Ways To Avoid The Pitfall Of Insolvency
1. Analyse your cash flow: a thorough study on your cash flow will highlight where your problem lies. Do you have money left to be recovered from clients and customers? Do you have underused and or unnecessary stocks in the market whose values are depreciating? Are your payment dates too generous perhaps you can negotiate with your clients to provide you payment on an earlier date? Analysing can help you to understand where your money is and provide you with insight to strategize.
2. Expert advice: easily the first step you should take when you realise that you are on the brink, is to seek advises from financial and budget experts. They will provide you a better understanding as to where your money is depleting. Most experts have years of experience dealing with similar clients and can help you formulate strategies to avoid the same mistakes committed by others. They can advise on where you ought to cut expenses and manage your debt more realistic to achieve results.
3. Look for means to get money: the more effort you put in generating money for your debt, the faster you can see to paying it off. The longer the debt remains, the higher the interest and penalties will grow. This not only helps you in a quickly clearing of your debt but your creditors will be more than willing to negotiate with you if they see genuine effort in repayment. Common means of repayment of debt includes, selling your assets, getting an extra job to add in the flow of income generation etc.
4. Negotiate with your creditors: a good plan as strategized by your financial experts will convince your creditors during negotiations as they are more willing to trust someone with a solid plan on repaying their debts than someone without plan. A good plan will convince your creditors to give more time for repaying of debt, provide you with lower interest rates, and charge lesser in penalties.
5. Avoid taking additional debt: avoid taking extra debts.
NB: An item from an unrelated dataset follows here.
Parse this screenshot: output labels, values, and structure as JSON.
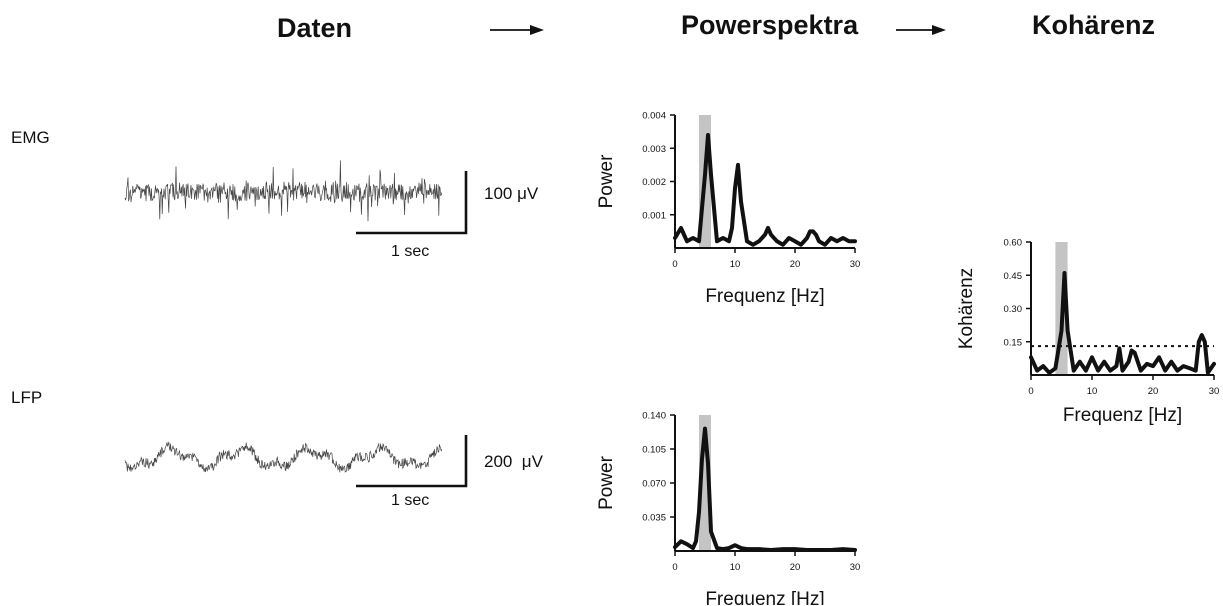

This does not require much explanation an additional debt will only weight you down in your efforts to avoid insolvency. Rather, invest your time in taking up extra work so that you get a better cash flow.
6. Debt management plan or proposal: if you can convince your creditors to agree, you could arrange a debt management proposal or plan, which is basically a more formalised approach into recovering debt avoiding formal procedures of insolvency without affecting your overall credit score history.
Debt can be a real pain and will take a lot of your time and health. The sooner you repay them the lesser your burdens and the risks of falling into insolvency. So, consult experts, utilise strategies and pour your efforts in being cleared of debt.